Once Shoaib was taken into custody on May 27, these questions have led to all sorts of answers, none of which sound befitting to an increasingly vengeful audience. In the absence of cyber crime legislation or a relevant precedent within Pakistan’s legal trade, the Federal Intelligence Agency (FIA) has looked askance to the United States and the United Kingdom for help. Both countries have struggled in their quest to find justice for precisely the same reason: lack of specific cyber crime legislation and the additional issue of the absence of an international force to curb crimes involving multiple countries, transcending legal peculiarities and national borders. Not to mention the narrow approach of fixating on the sellers of a vice, leaving the buyers the option to engage with the same vice elsewhere. Skepticism that the UK and US will probably fail to provide Pakistan with a breakthrough, on the Axact case is therefore not unwarranted.

Before Declan Walsh blew the cover on Axact, St. Regis University was the largest diploma mill network known to US authorities. The dynamic husband and wife duo of Dixie and Steve Randock, first ‘greased’ Liberia’s ambassador to the United States, and then a series of international bureaucrats of various Higher Education Commissions to secure support, at least to the extent of accreditations. In 2001, the couple launched St. Regis University and made the mistake of dating operations to 1984, a time when the internet was merely a research project. The couple made other blunders, but remained untouched until 2005. By then the Randocks had sold over 7.3 millions dollars worth of degrees in engineering, healthcare, business, education and other fields across 131 countries.

In 2008, Dixie was sentenced to three years in prison and Steve, who was recovering from an open heart surgery at the time, was going to receive a sentence later the same year. Their daughter, who was the highest paying adviser of the racket, was sentenced to one year in prison. The family forfeited a little over half a million dollars and their late-model Jaguar. And to set an example, amongst 10,000 customers of St. Regis University only 12 firefighters were fined for purchasing fake degrees.

From the perspective of the ‘authorities’, this was one small but notable success. Back then, the diploma mill industry was estimated to be worth over a billion dollars. Today, intelligence agencies predict there are more fake degrees in the world than real ones and that the industry is much larger than ever before. The obvious lacuna in American law that allows diploma mills to flourish is that education fraud is not a federal subject. In fact, in 2009, only twelve states criminalized the use of unaccredited or invalid degrees, a feature that bodes well for the nomadic diploma mill entrepreneur. This also explains why, apart from the few exceptions like the Randocks, the industry has managed to thrive in the US.

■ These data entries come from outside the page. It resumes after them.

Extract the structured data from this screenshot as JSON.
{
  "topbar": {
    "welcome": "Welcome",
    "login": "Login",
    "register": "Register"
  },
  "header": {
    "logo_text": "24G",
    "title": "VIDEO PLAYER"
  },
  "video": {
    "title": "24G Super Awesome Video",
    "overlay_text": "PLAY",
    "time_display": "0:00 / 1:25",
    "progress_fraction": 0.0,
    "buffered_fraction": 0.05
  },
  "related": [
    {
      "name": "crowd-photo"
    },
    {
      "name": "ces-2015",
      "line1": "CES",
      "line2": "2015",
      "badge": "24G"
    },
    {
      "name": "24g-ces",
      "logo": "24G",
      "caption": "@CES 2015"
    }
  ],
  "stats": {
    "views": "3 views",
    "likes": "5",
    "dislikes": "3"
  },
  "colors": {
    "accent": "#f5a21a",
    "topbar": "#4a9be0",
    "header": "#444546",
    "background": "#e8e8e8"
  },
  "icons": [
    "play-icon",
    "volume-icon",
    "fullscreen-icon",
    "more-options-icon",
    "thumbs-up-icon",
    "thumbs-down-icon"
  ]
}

In case of Axact, a company that showcased American campuses, professors and accreditations to lure students, while all the time working out of Karachi, Dubai or other offshore locations, Shoaib Shaikh will probably be charged for multiple wrongdoings, including, ‘cheating for personation’ and ‘cheating with knowledge that wrongful loss may ensue to person whose interest offender is bound to protect’, under sections 416 and 418 of the Pakistan Penal Code. The maximum punishment for crimes within these sections is seven years imprisonment, where twelve hours constitute a day, along with a certain standardized fine (which may not be contingent on the scale of monies wrongfully accumulated). Black money, however, often gives birth to new crimes, and so, the accurate depth of Axact’s shenanigans and their corresponding punishments remain unknown to the public at large.

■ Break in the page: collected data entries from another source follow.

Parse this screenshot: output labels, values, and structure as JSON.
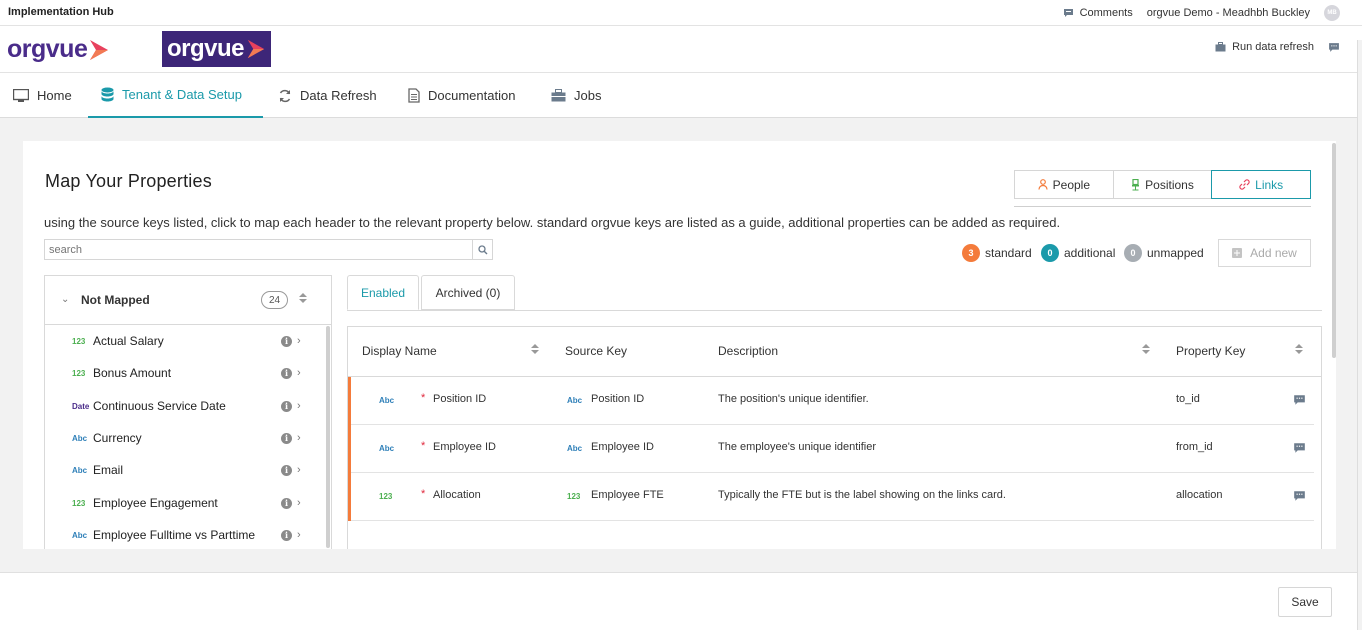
{
  "app": {
    "title": "Implementation Hub",
    "comments_label": "Comments",
    "tenant_user": "orgvue Demo - Meadhbh Buckley",
    "avatar_initials": "MB"
  },
  "logos": {
    "primary": "orgvue",
    "secondary": "orgvue",
    "run_refresh_label": "Run data refresh"
  },
  "nav": {
    "items": [
      {
        "label": "Home",
        "icon": "monitor-icon"
      },
      {
        "label": "Tenant & Data Setup",
        "icon": "database-icon",
        "active": true
      },
      {
        "label": "Data Refresh",
        "icon": "refresh-icon"
      },
      {
        "label": "Documentation",
        "icon": "document-icon"
      },
      {
        "label": "Jobs",
        "icon": "briefcase-icon"
      }
    ]
  },
  "page": {
    "title": "Map Your Properties",
    "instructions": "using the source keys listed, click to map each header to the relevant property below. standard orgvue keys are listed as a guide, additional properties can be added as required.",
    "toggles": [
      {
        "label": "People",
        "icon": "person-icon"
      },
      {
        "label": "Positions",
        "icon": "chair-icon"
      },
      {
        "label": "Links",
        "icon": "link-icon",
        "active": true
      }
    ],
    "search_placeholder": "search",
    "legend": [
      {
        "count": "3",
        "label": "standard",
        "color": "#f47b3b"
      },
      {
        "count": "0",
        "label": "additional",
        "color": "#1b9aaa"
      },
      {
        "count": "0",
        "label": "unmapped",
        "color": "#a7adb3"
      }
    ],
    "add_new_label": "Add new",
    "save_label": "Save"
  },
  "not_mapped": {
    "title": "Not Mapped",
    "count": "24",
    "items": [
      {
        "type": "123",
        "label": "Actual Salary"
      },
      {
        "type": "123",
        "label": "Bonus Amount"
      },
      {
        "type": "Date",
        "label": "Continuous Service Date"
      },
      {
        "type": "Abc",
        "label": "Currency"
      },
      {
        "type": "Abc",
        "label": "Email"
      },
      {
        "type": "123",
        "label": "Employee Engagement"
      },
      {
        "type": "Abc",
        "label": "Employee Fulltime vs Parttime"
      }
    ]
  },
  "mapping": {
    "tabs": [
      "Enabled",
      "Archived (0)"
    ],
    "columns": [
      "Display Name",
      "Source Key",
      "Description",
      "Property Key"
    ],
    "rows": [
      {
        "display_type": "Abc",
        "display_name": "Position ID",
        "source_type": "Abc",
        "source_key": "Position ID",
        "description": "The position's unique identifier.",
        "property_key": "to_id"
      },
      {
        "display_type": "Abc",
        "display_name": "Employee ID",
        "source_type": "Abc",
        "source_key": "Employee ID",
        "description": "The employee's unique identifier",
        "property_key": "from_id"
      },
      {
        "display_type": "123",
        "display_name": "Allocation",
        "source_type": "123",
        "source_key": "Employee FTE",
        "description": "Typically the FTE but is the label showing on the links card.",
        "property_key": "allocation"
      }
    ]
  }
}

Regardless of how deep the FIA is able to dig with foreign assistance though, the investigations will most likely cease in their tracks when they lead back to important people in important places. For instance, GEO and Express and the electronic media fraternity in general is correct in denouncing the business of fake degrees. But when the same industry hires phonies with fake degrees like Aamir Liaquat, and pay millions of rupees to such people to talk with authority on subjects they actually know nothing about, they too are guilty of knowingly cheating Pakistan and they too must be dragged to court.